Speaker
Description
Soft X-rays are crucial to study the electronic structure and order of matter. Techniques such as ptychography, and resonant elastic and inelastic scattering in the soft X-ray domain benefit from the large area and the fast frame rate of hybrid pixel detectors (HPDs). State-of-the-art HPDs have become indispensable for scattering techniques with hard X-rays thanks to the large area, fast frame rate and large dynamic range/count rate capability. However, hybrid pixel detectors for hard X-ray detection show shortcomings in detecting soft X-rays due to the poor quantum efficiency (QE) and the low signal-to-noise ratio (SNR). The Detector Group from the Paul Scherrer Institut (PSI) has been working in collaboration with Fondazione Bruno Kessler (FBK) to optimize HPD sensors to increase both QE and SNR. In the framework of this collaboration, two technologies have been developed: the thin entrance window (TEW) and the inverse low-gain avalanche diode (iLGAD).

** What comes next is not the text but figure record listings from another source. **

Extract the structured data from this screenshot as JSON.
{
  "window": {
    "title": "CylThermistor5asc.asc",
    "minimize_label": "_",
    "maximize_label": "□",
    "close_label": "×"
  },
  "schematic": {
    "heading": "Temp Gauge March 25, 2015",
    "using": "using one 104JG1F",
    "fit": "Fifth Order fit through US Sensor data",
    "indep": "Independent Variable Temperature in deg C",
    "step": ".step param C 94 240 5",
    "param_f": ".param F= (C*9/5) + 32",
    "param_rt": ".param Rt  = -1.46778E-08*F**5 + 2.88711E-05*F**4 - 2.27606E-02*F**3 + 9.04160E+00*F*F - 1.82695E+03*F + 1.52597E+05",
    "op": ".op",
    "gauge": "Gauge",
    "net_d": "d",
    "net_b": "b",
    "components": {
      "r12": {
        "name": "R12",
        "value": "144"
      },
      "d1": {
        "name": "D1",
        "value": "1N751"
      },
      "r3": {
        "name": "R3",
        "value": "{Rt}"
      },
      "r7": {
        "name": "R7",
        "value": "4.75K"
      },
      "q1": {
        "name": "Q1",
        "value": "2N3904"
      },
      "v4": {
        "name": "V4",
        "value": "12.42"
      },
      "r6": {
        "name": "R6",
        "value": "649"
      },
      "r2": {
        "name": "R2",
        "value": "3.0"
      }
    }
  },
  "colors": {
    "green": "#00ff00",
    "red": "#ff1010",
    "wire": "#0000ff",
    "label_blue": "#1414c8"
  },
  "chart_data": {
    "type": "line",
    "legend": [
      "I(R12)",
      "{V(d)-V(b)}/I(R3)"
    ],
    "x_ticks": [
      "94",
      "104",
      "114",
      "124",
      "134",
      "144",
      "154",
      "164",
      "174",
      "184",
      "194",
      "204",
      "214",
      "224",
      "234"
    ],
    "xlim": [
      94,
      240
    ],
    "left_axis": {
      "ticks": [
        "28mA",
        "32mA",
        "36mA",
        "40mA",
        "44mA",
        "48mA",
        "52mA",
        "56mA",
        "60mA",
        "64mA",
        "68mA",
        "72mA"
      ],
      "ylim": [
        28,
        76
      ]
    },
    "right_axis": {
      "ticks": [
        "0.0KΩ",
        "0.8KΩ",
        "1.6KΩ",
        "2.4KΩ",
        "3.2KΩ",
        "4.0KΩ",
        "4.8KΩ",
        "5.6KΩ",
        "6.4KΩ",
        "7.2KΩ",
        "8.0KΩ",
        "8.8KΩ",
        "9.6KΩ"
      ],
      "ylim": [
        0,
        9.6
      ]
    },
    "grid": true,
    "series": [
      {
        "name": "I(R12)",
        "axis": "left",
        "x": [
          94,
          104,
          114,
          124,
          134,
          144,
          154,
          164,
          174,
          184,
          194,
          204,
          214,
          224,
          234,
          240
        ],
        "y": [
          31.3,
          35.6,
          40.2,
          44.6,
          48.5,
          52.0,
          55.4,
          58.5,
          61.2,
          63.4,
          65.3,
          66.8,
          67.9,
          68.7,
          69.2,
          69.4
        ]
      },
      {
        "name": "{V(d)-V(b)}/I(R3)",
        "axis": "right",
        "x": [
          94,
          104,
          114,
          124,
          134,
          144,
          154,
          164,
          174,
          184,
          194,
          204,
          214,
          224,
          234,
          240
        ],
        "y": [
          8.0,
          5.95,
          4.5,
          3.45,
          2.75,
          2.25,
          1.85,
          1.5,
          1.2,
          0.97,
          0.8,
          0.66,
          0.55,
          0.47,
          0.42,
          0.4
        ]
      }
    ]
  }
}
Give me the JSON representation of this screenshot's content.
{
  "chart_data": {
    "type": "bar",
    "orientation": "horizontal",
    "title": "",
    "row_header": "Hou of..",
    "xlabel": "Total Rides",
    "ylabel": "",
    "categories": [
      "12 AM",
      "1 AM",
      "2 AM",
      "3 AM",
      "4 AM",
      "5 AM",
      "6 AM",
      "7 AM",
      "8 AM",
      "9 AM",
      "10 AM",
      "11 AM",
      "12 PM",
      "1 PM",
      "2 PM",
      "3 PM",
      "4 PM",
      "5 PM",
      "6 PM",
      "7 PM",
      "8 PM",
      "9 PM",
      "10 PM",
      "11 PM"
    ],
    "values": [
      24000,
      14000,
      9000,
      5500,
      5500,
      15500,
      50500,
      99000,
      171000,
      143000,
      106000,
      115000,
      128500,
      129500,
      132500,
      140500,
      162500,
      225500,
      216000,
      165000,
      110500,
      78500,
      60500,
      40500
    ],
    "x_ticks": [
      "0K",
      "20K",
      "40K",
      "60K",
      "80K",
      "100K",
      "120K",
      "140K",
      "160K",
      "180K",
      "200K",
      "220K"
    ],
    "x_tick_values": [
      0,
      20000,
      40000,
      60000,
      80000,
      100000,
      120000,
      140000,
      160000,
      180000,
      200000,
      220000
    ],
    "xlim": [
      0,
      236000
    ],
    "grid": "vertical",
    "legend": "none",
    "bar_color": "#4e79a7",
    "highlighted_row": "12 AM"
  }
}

I will present the sensor development strategy at PSI and the performance of detectors with TEW and iLGAD sensors using the charge integrating JUNGFRAU readout electronics for photon energies below 2 keV. The TEW technology permitted achieving QEs above 60-80% at 250 eV, comparable to or better than commercial CCD and CMOS imagers broadly used for soft X-rays. The iLGAD technology achieved single photon resolution for photon energies down to 400 eV. Thanks to these two technologies the operation of PSI HPDs has been extended to the soft X-ray energy range. Based on these results, I will also discuss further QE improvement targeting values above 80%, of particular interest for experiments such as small grazing angles like resonant inelastic X-ray scattering (RIXS) and for the detection of low-energy electrons (as an extended application of HPD), and future iLGAD developments to extend the minimum photon energies down to the carbon edge (~284 eV).